Il gruppo di fronte agli investitori Usa: il nodo del peso eccessivo del patto di sindacato. Scenderà? «Per ora è troppo presto »

nostro inviato a New York

Questa è la prima presenza per Antonello Perricone, amministratore delegato di Rcs da meno di un anno, al road show della Borsa Italiana di New York. Occasione per incontrare analisti americani e presentare il gruppo: «Ne vediamo una decina», dice al Giornale. Con la consapevolezza di avere un handicap di partenza: quello del flottante. Tolto il patto di sindacato che ha il 63,5% del capitale, la Bpi al 6% e Benetton al 5%, quello che resta agli investitori è poco più del 25%.
Per questo Perricone, con grande realismo e prudenza, riconosce l’anomalia: «Il patto è così forte anche per le note vicende (la scalata Ricucci, ndr). Ma è anche molto coeso, come si è visto nell'ultima riunione di venerdì scorso, e questo è un vantaggio per il management». Si auspica che il patto possa scendere un po’ e liberare capitale per il mercato? «Non so. È troppo presto per dirlo, vedremo».
La missione di Rcs a New York, organizzata da Mediobanca, cade in un momento importante: «Abbiamo chiuso l'acquisizione di Recoletos proprio giovedì scorso e con la fusione in cantiere con Unedisa diventiamo un gruppo leader in Spagna e nella lingua spagnola, parlata in Sudamerica».

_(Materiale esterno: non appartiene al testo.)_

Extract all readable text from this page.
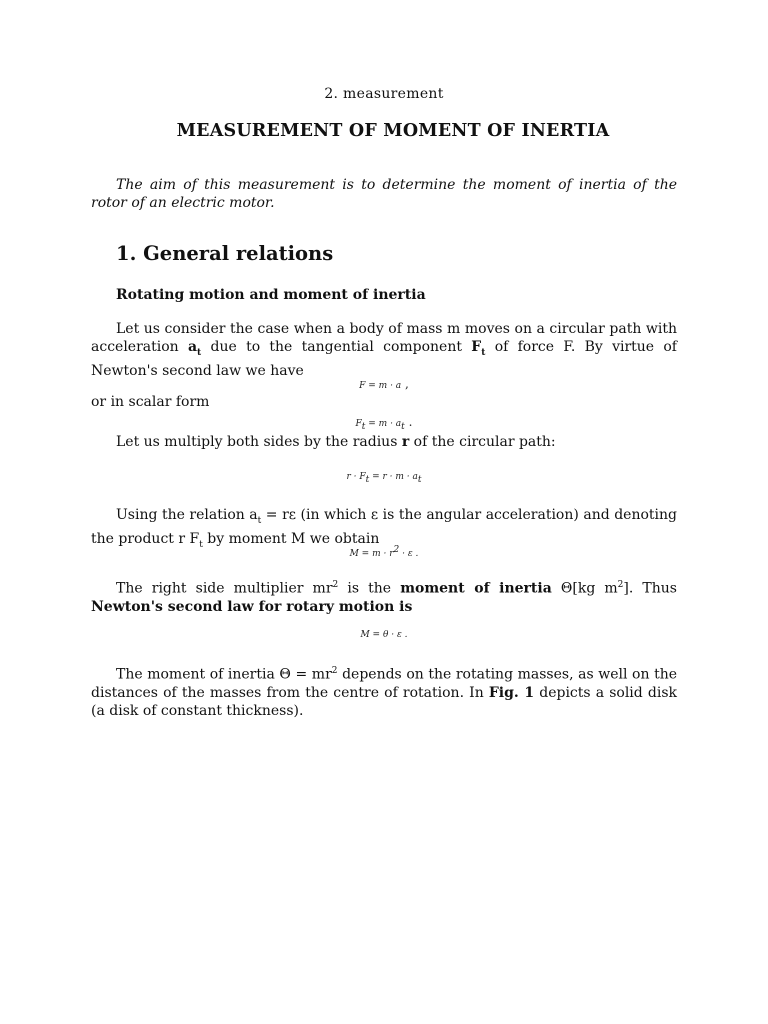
2. measurement
MEASUREMENT OF MOMENT OF INERTIA

The aim of this measurement is to determine the moment of inertia of the rotor of an electric motor.

1. General relations
Rotating motion and moment of inertia

Let us consider the case when a body of mass m moves on a circular path with acceleration $a_t$ due to the tangential component $F_t$ of force F. By virtue of Newton's second law we have

F = m · a ,

or in scalar form

$F_t = m \cdot a_t$ .

Let us multiply both sides by the radius r of the circular path:

$r \cdot F_t = r \cdot m \cdot a_t$

Using the relation $a_t = r\varepsilon$ (in which ε is the angular acceleration) and denoting the product r $F_t$ by moment M we obtain

$M = m \cdot r^2 \cdot \varepsilon$ .

The right side multiplier $mr^2$ is the moment of inertia Θ[kg $m^2$]. Thus Newton's second law for rotary motion is

M = θ · ε .

The moment of inertia $\Theta = mr^2$ depends on the rotating masses, as well on the distances of the masses from the centre of rotation. In Fig. 1 depicts a solid disk (a disk of constant thickness).
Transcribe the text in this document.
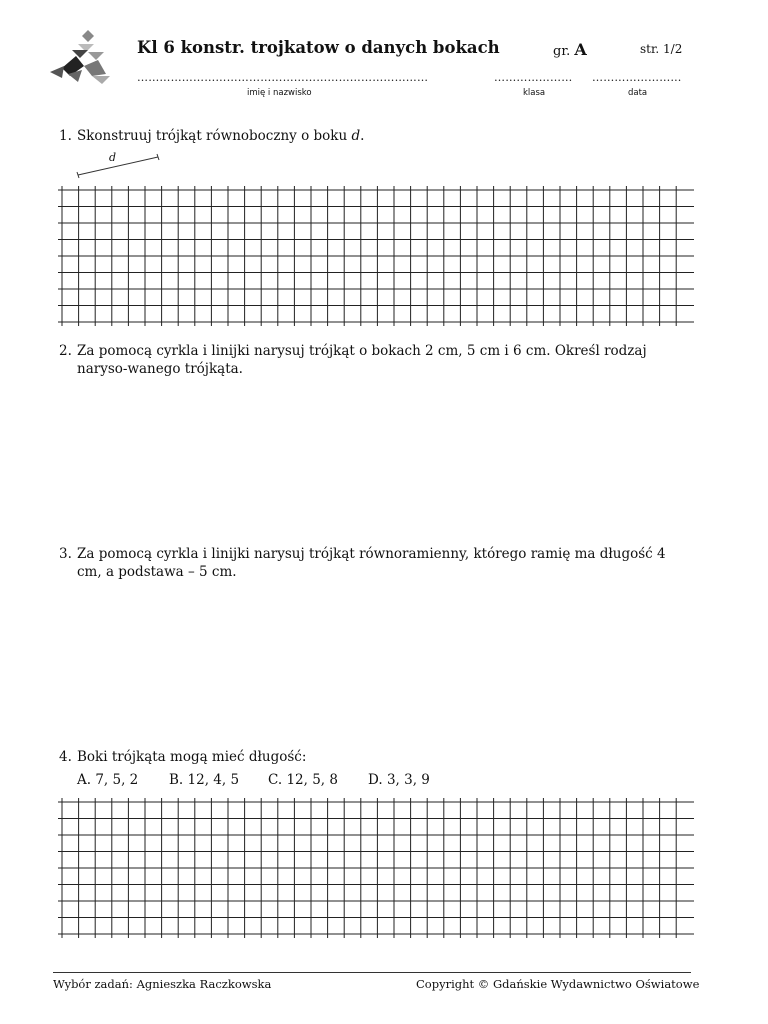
Kl 6 konstr. trojkatow o danych bokach	gr. A	str. 1/2
……………………………………………………………………	………………… ……………………
imię i nazwisko	klasa	data
1. Skonstruuj trójkąt równoboczny o boku d.
d
2. Za pomocą cyrkla i linijki narysuj trójkąt o bokach 2 cm, 5 cm i 6 cm. Określ rodzaj naryso-wanego trójkąta.
3. Za pomocą cyrkla i linijki narysuj trójkąt równoramienny, którego ramię ma długość 4 cm, a podstawa – 5 cm.
4. Boki trójkąta mogą mieć długość:
A. 7, 5, 2 B. 12, 4, 5 C. 12, 5, 8 D. 3, 3, 9
Wybór zadań: Agnieszka Raczkowska	Copyright © Gdańskie Wydawnictwo Oświatowe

L'integrazione avverrà con la fusione di Recoletos in Unedisa, controllata oltre il 90% da Rcs. Non ci sono programmi di quotazione in Borsa del gruppo spagnolo. La crescita futura verrà finanziata con mezzi propri ed eventualmente con un aumento di capitale da 800 milioni per il quale il cda ha chiesto di avere carta bianca. E Perricone, in proposito, dice: «Certo non staremo a guadare a lungo. In Italia sarà difficile crescere per obblighi di legge, dunque cercheremo all'estero». Novità potrebbero vedersi anche nel segmento tv in cui Rcs ha concluso in novembre l'acquisto del 51% di Digicast, che produce 4 canali tematici (alcuni in chiaro nel bouquet Sky, altri a pagamento) a cui se ne aggiungerà uno («moto») tra pochi giorni. Per Perricone si tratta di un'iniziativa importante soprattutto per le «sinergie che si possono sviluppare con le testate di Rcs Periodici».
Anche per questo, dal lato societario è possibile che il 51% di Digicast, oggi detenuto da Rcs Media Group, venga più avanti «spostato», per finire sotto una delle società operative (Rcs Quotidiani, Periodici e Libri), più probabilmente nei Periodici. Per quanto riguarda la partecipazione del 10% nella Poligrafici (editrice del Resto del Carlino, La Nazione, Il Giorno) Perricone conferma che la quota resta in Rcs, con «carattere puramente finanziario, anche perché siamo usciti dal cda e non abbiamo peso sulla governance». Quindi non sarà messa sul mercato. E il Corriere della Sera continuerà a fare concorrenza alle testate del gruppo Poligrafici: dopo il lancio dell'edizione bolognese arriverà quella di Firenze: «Sono iniziative importanti, che Repubblica ha deciso di fare già da tempo, e che rafforzano l'edizione nazionale».